Essa simplicidade de quem vivia o momento, que a ajudou a se tornar um ídolo nos anos 20, foi esnobada durante os anos 30, atingidos pela Grande Depressão. Bow foi atacada pelos tabloides como um símbolo da decadente indústria do entretenimento.

Além disso, quando surgiram os primeiros filmes falados, ela não se adaptou e abandonou Hollywood.


Aposentadoria precoce

"Os estúdios a sugaram até o fim. Ela tinha que tomar remédio para acordar de manhã e para dormir à noite. Os executivos queriam explorá-la ao máximo, enquanto as revistas de fofocas publicavam as maiores mentiras sobre ela. Foi tudo muito estressante, especialmente para uma moça de 20 e poucos anos sozinha. Se ela tivesse tido mais apoio no início, sua carreira poderia ter sido muito bem-sucedida", conta Shepherd.

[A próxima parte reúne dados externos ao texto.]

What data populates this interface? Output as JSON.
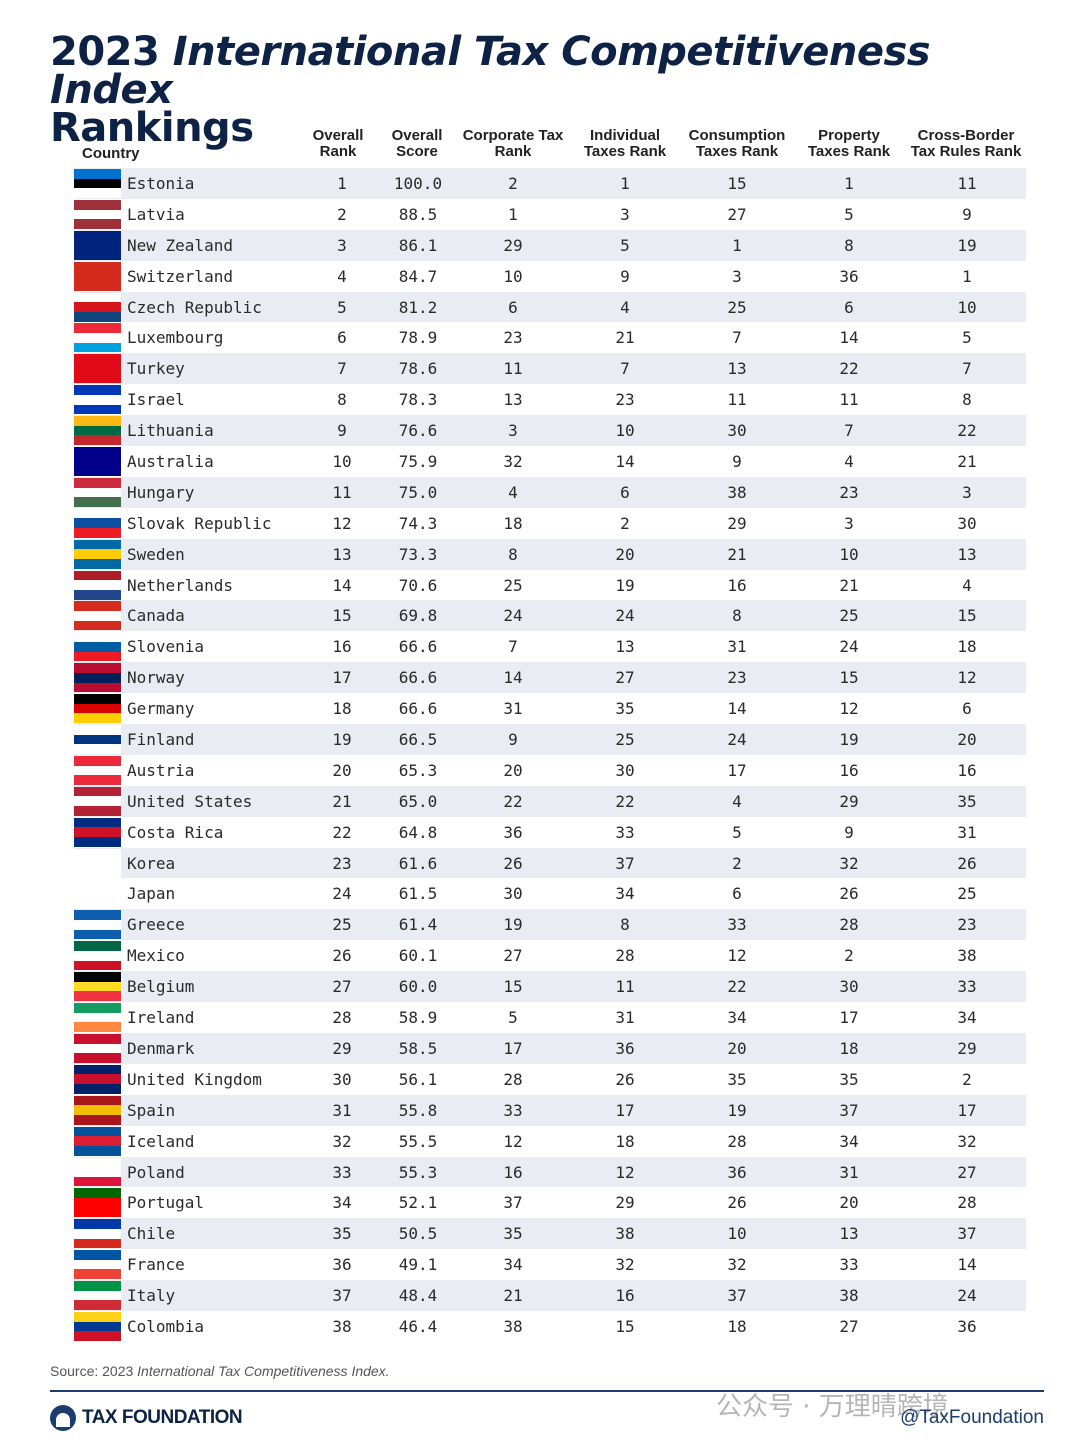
{
  "title": {
    "year": "2023",
    "italic": "International Tax Competitiveness Index",
    "line2": "Rankings"
  },
  "headers": {
    "country": "Country",
    "overall_rank": [
      "Overall",
      "Rank"
    ],
    "overall_score": [
      "Overall",
      "Score"
    ],
    "corporate": [
      "Corporate Tax",
      "Rank"
    ],
    "individual": [
      "Individual",
      "Taxes Rank"
    ],
    "consumption": [
      "Consumption",
      "Taxes Rank"
    ],
    "property": [
      "Property",
      "Taxes Rank"
    ],
    "crossborder": [
      "Cross-Border",
      "Tax Rules Rank"
    ]
  },
  "rows": [
    {
      "country": "Estonia",
      "flag": [
        "#0072ce",
        "#000000",
        "#ffffff"
      ],
      "rank": "1",
      "score": "100.0",
      "corp": "2",
      "indiv": "1",
      "cons": "15",
      "prop": "1",
      "cross": "11"
    },
    {
      "country": "Latvia",
      "flag": [
        "#9e3039",
        "#ffffff",
        "#9e3039"
      ],
      "rank": "2",
      "score": "88.5",
      "corp": "1",
      "indiv": "3",
      "cons": "27",
      "prop": "5",
      "cross": "9"
    },
    {
      "country": "New Zealand",
      "flag": [
        "#00247d",
        "#00247d",
        "#00247d"
      ],
      "rank": "3",
      "score": "86.1",
      "corp": "29",
      "indiv": "5",
      "cons": "1",
      "prop": "8",
      "cross": "19"
    },
    {
      "country": "Switzerland",
      "flag": [
        "#d52b1e",
        "#d52b1e",
        "#d52b1e"
      ],
      "rank": "4",
      "score": "84.7",
      "corp": "10",
      "indiv": "9",
      "cons": "3",
      "prop": "36",
      "cross": "1"
    },
    {
      "country": "Czech Republic",
      "flag": [
        "#ffffff",
        "#d7141a",
        "#11457e"
      ],
      "rank": "5",
      "score": "81.2",
      "corp": "6",
      "indiv": "4",
      "cons": "25",
      "prop": "6",
      "cross": "10"
    },
    {
      "country": "Luxembourg",
      "flag": [
        "#ed2939",
        "#ffffff",
        "#00a1de"
      ],
      "rank": "6",
      "score": "78.9",
      "corp": "23",
      "indiv": "21",
      "cons": "7",
      "prop": "14",
      "cross": "5"
    },
    {
      "country": "Turkey",
      "flag": [
        "#e30a17",
        "#e30a17",
        "#e30a17"
      ],
      "rank": "7",
      "score": "78.6",
      "corp": "11",
      "indiv": "7",
      "cons": "13",
      "prop": "22",
      "cross": "7"
    },
    {
      "country": "Israel",
      "flag": [
        "#0038b8",
        "#ffffff",
        "#0038b8"
      ],
      "rank": "8",
      "score": "78.3",
      "corp": "13",
      "indiv": "23",
      "cons": "11",
      "prop": "11",
      "cross": "8"
    },
    {
      "country": "Lithuania",
      "flag": [
        "#fdb913",
        "#006a44",
        "#c1272d"
      ],
      "rank": "9",
      "score": "76.6",
      "corp": "3",
      "indiv": "10",
      "cons": "30",
      "prop": "7",
      "cross": "22"
    },
    {
      "country": "Australia",
      "flag": [
        "#00008b",
        "#00008b",
        "#00008b"
      ],
      "rank": "10",
      "score": "75.9",
      "corp": "32",
      "indiv": "14",
      "cons": "9",
      "prop": "4",
      "cross": "21"
    },
    {
      "country": "Hungary",
      "flag": [
        "#cd2a3e",
        "#ffffff",
        "#436f4d"
      ],
      "rank": "11",
      "score": "75.0",
      "corp": "4",
      "indiv": "6",
      "cons": "38",
      "prop": "23",
      "cross": "3"
    },
    {
      "country": "Slovak Republic",
      "flag": [
        "#ffffff",
        "#0b4ea2",
        "#ee1c25"
      ],
      "rank": "12",
      "score": "74.3",
      "corp": "18",
      "indiv": "2",
      "cons": "29",
      "prop": "3",
      "cross": "30"
    },
    {
      "country": "Sweden",
      "flag": [
        "#006aa7",
        "#fecc00",
        "#006aa7"
      ],
      "rank": "13",
      "score": "73.3",
      "corp": "8",
      "indiv": "20",
      "cons": "21",
      "prop": "10",
      "cross": "13"
    },
    {
      "country": "Netherlands",
      "flag": [
        "#ae1c28",
        "#ffffff",
        "#21468b"
      ],
      "rank": "14",
      "score": "70.6",
      "corp": "25",
      "indiv": "19",
      "cons": "16",
      "prop": "21",
      "cross": "4"
    },
    {
      "country": "Canada",
      "flag": [
        "#d52b1e",
        "#ffffff",
        "#d52b1e"
      ],
      "rank": "15",
      "score": "69.8",
      "corp": "24",
      "indiv": "24",
      "cons": "8",
      "prop": "25",
      "cross": "15"
    },
    {
      "country": "Slovenia",
      "flag": [
        "#ffffff",
        "#005da4",
        "#ed1c24"
      ],
      "rank": "16",
      "score": "66.6",
      "corp": "7",
      "indiv": "13",
      "cons": "31",
      "prop": "24",
      "cross": "18"
    },
    {
      "country": "Norway",
      "flag": [
        "#ba0c2f",
        "#00205b",
        "#ba0c2f"
      ],
      "rank": "17",
      "score": "66.6",
      "corp": "14",
      "indiv": "27",
      "cons": "23",
      "prop": "15",
      "cross": "12"
    },
    {
      "country": "Germany",
      "flag": [
        "#000000",
        "#dd0000",
        "#ffce00"
      ],
      "rank": "18",
      "score": "66.6",
      "corp": "31",
      "indiv": "35",
      "cons": "14",
      "prop": "12",
      "cross": "6"
    },
    {
      "country": "Finland",
      "flag": [
        "#ffffff",
        "#003580",
        "#ffffff"
      ],
      "rank": "19",
      "score": "66.5",
      "corp": "9",
      "indiv": "25",
      "cons": "24",
      "prop": "19",
      "cross": "20"
    },
    {
      "country": "Austria",
      "flag": [
        "#ed2939",
        "#ffffff",
        "#ed2939"
      ],
      "rank": "20",
      "score": "65.3",
      "corp": "20",
      "indiv": "30",
      "cons": "17",
      "prop": "16",
      "cross": "16"
    },
    {
      "country": "United States",
      "flag": [
        "#b22234",
        "#ffffff",
        "#b22234"
      ],
      "rank": "21",
      "score": "65.0",
      "corp": "22",
      "indiv": "22",
      "cons": "4",
      "prop": "29",
      "cross": "35"
    },
    {
      "country": "Costa Rica",
      "flag": [
        "#002b7f",
        "#ce1126",
        "#002b7f"
      ],
      "rank": "22",
      "score": "64.8",
      "corp": "36",
      "indiv": "33",
      "cons": "5",
      "prop": "9",
      "cross": "31"
    },
    {
      "country": "Korea",
      "flag": [
        "#ffffff",
        "#ffffff",
        "#ffffff"
      ],
      "rank": "23",
      "score": "61.6",
      "corp": "26",
      "indiv": "37",
      "cons": "2",
      "prop": "32",
      "cross": "26"
    },
    {
      "country": "Japan",
      "flag": [
        "#ffffff",
        "#ffffff",
        "#ffffff"
      ],
      "rank": "24",
      "score": "61.5",
      "corp": "30",
      "indiv": "34",
      "cons": "6",
      "prop": "26",
      "cross": "25"
    },
    {
      "country": "Greece",
      "flag": [
        "#0d5eaf",
        "#ffffff",
        "#0d5eaf"
      ],
      "rank": "25",
      "score": "61.4",
      "corp": "19",
      "indiv": "8",
      "cons": "33",
      "prop": "28",
      "cross": "23"
    },
    {
      "country": "Mexico",
      "flag": [
        "#006847",
        "#ffffff",
        "#ce1126"
      ],
      "rank": "26",
      "score": "60.1",
      "corp": "27",
      "indiv": "28",
      "cons": "12",
      "prop": "2",
      "cross": "38"
    },
    {
      "country": "Belgium",
      "flag": [
        "#000000",
        "#fdda24",
        "#ef3340"
      ],
      "rank": "27",
      "score": "60.0",
      "corp": "15",
      "indiv": "11",
      "cons": "22",
      "prop": "30",
      "cross": "33"
    },
    {
      "country": "Ireland",
      "flag": [
        "#169b62",
        "#ffffff",
        "#ff883e"
      ],
      "rank": "28",
      "score": "58.9",
      "corp": "5",
      "indiv": "31",
      "cons": "34",
      "prop": "17",
      "cross": "34"
    },
    {
      "country": "Denmark",
      "flag": [
        "#c8102e",
        "#ffffff",
        "#c8102e"
      ],
      "rank": "29",
      "score": "58.5",
      "corp": "17",
      "indiv": "36",
      "cons": "20",
      "prop": "18",
      "cross": "29"
    },
    {
      "country": "United Kingdom",
      "flag": [
        "#012169",
        "#c8102e",
        "#012169"
      ],
      "rank": "30",
      "score": "56.1",
      "corp": "28",
      "indiv": "26",
      "cons": "35",
      "prop": "35",
      "cross": "2"
    },
    {
      "country": "Spain",
      "flag": [
        "#aa151b",
        "#f1bf00",
        "#aa151b"
      ],
      "rank": "31",
      "score": "55.8",
      "corp": "33",
      "indiv": "17",
      "cons": "19",
      "prop": "37",
      "cross": "17"
    },
    {
      "country": "Iceland",
      "flag": [
        "#02529c",
        "#dc1e35",
        "#02529c"
      ],
      "rank": "32",
      "score": "55.5",
      "corp": "12",
      "indiv": "18",
      "cons": "28",
      "prop": "34",
      "cross": "32"
    },
    {
      "country": "Poland",
      "flag": [
        "#ffffff",
        "#ffffff",
        "#dc143c"
      ],
      "rank": "33",
      "score": "55.3",
      "corp": "16",
      "indiv": "12",
      "cons": "36",
      "prop": "31",
      "cross": "27"
    },
    {
      "country": "Portugal",
      "flag": [
        "#006600",
        "#ff0000",
        "#ff0000"
      ],
      "rank": "34",
      "score": "52.1",
      "corp": "37",
      "indiv": "29",
      "cons": "26",
      "prop": "20",
      "cross": "28"
    },
    {
      "country": "Chile",
      "flag": [
        "#0039a6",
        "#ffffff",
        "#d52b1e"
      ],
      "rank": "35",
      "score": "50.5",
      "corp": "35",
      "indiv": "38",
      "cons": "10",
      "prop": "13",
      "cross": "37"
    },
    {
      "country": "France",
      "flag": [
        "#0055a4",
        "#ffffff",
        "#ef4135"
      ],
      "rank": "36",
      "score": "49.1",
      "corp": "34",
      "indiv": "32",
      "cons": "32",
      "prop": "33",
      "cross": "14"
    },
    {
      "country": "Italy",
      "flag": [
        "#009246",
        "#ffffff",
        "#ce2b37"
      ],
      "rank": "37",
      "score": "48.4",
      "corp": "21",
      "indiv": "16",
      "cons": "37",
      "prop": "38",
      "cross": "24"
    },
    {
      "country": "Colombia",
      "flag": [
        "#fcd116",
        "#003893",
        "#ce1126"
      ],
      "rank": "38",
      "score": "46.4",
      "corp": "38",
      "indiv": "15",
      "cons": "18",
      "prop": "27",
      "cross": "36"
    }
  ],
  "source": {
    "prefix": "Source: 2023 ",
    "italic": "International Tax Competitiveness Index."
  },
  "brand": {
    "name": "TAX FOUNDATION",
    "logo_icon": "capitol-dome-icon",
    "handle": "@TaxFoundation"
  },
  "watermark": "公众号 · 万理晴跨境"
}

Em vez disso, Bow foi morar em uma fazenda no Estado de Nevada com o marido ator, Rex Bell, e lutou contra uma doença psiquiátrica até morrer, aos 60 anos.

Fez seu último filme, Hoop-La, em 1933, quando tinha apenas 28 anos. Em uma entrevista da época, ela disse: "Quero ser conhecida como uma atriz séria, não como uma 'it girl'".

Mas não foi isso o que aconteceu. Bow hoje é realmente lembrada por ter sido a primeira "it girl", o que nem sempre é justo quando se considera que o termo hoje tem sido aplicado para qualquer socialite que consegue emplacar uma capa de revista.

Isso não tem nada a ver com a "it girl" dos anos 20, descrita como alguém com "carisma, vivacidade e um charme espontâneo". Algo que Bow realmente tinha."